После нескольких секунд беззвучия с потолка блиндажа посыпалась пыль, налетел нестерпимо пронзительный, скрежещущий вопль. Это там, у самого горизонта, из булавочного отверстия в нейтрид-цилиндрике вырывалась превратившаяся в пар антиртуть и сгорала космическим огнем.
Немало испытаний видели эти люди, члены комиссии: инженеры, конструкторы, создатели атомных бомб и электростанций, ученые-экспериментаторы. Они видели первые атомные взрывы в воздухе, видели гигантский зловещий гриб высоко в небе… И всегда к восторгу победившего человеческого разума примешивался ужас перед чудовищностью применения величайшего открытия. Но такого они еще не видели, вот уже десять, двадцать, сорок секунд из крошечной точки на краю степи вырывался ревущий ядерный огонь! Но теперь не было ужаса, потому что это строптиво ревела крепко взнузданная, покоренная и обезвреженная, самая могучая из энергий: энергия взаимного уничтожения вещества и антивещества. Люди видели не только огненную полосу в степи — они видели будущее безграничное могущество человека, овладевшего этой энергией: космические ракеты, из нейтридовых дюз которых вырывалось это пламя; могучие машины из нейтрида, создаваемые этим пламенем; растопленные им льды Севера и зазеленевшие пустыни Юга. Они ясно видели будущее.

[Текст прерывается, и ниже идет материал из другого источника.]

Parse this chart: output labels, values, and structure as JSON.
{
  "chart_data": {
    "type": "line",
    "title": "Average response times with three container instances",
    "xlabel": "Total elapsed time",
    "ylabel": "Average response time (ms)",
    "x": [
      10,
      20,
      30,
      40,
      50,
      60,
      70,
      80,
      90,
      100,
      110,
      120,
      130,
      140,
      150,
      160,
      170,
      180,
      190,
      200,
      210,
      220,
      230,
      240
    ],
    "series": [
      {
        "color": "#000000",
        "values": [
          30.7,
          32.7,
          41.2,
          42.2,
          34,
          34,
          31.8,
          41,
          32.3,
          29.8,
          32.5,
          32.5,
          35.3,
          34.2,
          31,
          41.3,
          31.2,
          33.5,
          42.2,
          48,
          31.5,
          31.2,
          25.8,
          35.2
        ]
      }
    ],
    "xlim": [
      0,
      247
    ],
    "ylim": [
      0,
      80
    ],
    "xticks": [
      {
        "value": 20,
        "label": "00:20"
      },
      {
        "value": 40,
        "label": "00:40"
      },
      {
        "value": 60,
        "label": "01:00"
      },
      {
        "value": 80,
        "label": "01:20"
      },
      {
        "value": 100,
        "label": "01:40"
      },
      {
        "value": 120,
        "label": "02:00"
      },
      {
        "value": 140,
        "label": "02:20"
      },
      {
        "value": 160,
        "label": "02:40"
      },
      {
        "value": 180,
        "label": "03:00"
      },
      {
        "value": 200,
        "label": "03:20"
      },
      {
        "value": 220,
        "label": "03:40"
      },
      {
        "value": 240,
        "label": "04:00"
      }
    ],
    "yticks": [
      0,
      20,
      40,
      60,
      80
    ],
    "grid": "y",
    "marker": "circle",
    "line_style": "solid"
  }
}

И Николай Самойлов видел его. Уже не было изможденного человека с осунувшимся лицом и болезненно блестевшими глазами. Все его смятение, вся неуверенность сгорели в этой яркой, как молния, минуте счастья. Глаза уже начинало резать от нестерпимой яркости вспышки, которую не могли погасить даже темные светофильтры в перископе. Но он твердо смотрел на полосу ядерного огня, не мигая.
Наконец степь потухла. Стало тихо. Все вокруг — снег, лица людей, блиндаж — показалось тусклым и темным. В низких тучах все заметили какую-то черную полосу. Когда глаза освоились, то рассмотрели: тучи над местом вспышки испарились, образовав длинный просвет, сквозь который была видна голубизна зимнего неба. Но скоро от земли поднялись новые облака испарившегося снега и закрыли просвет.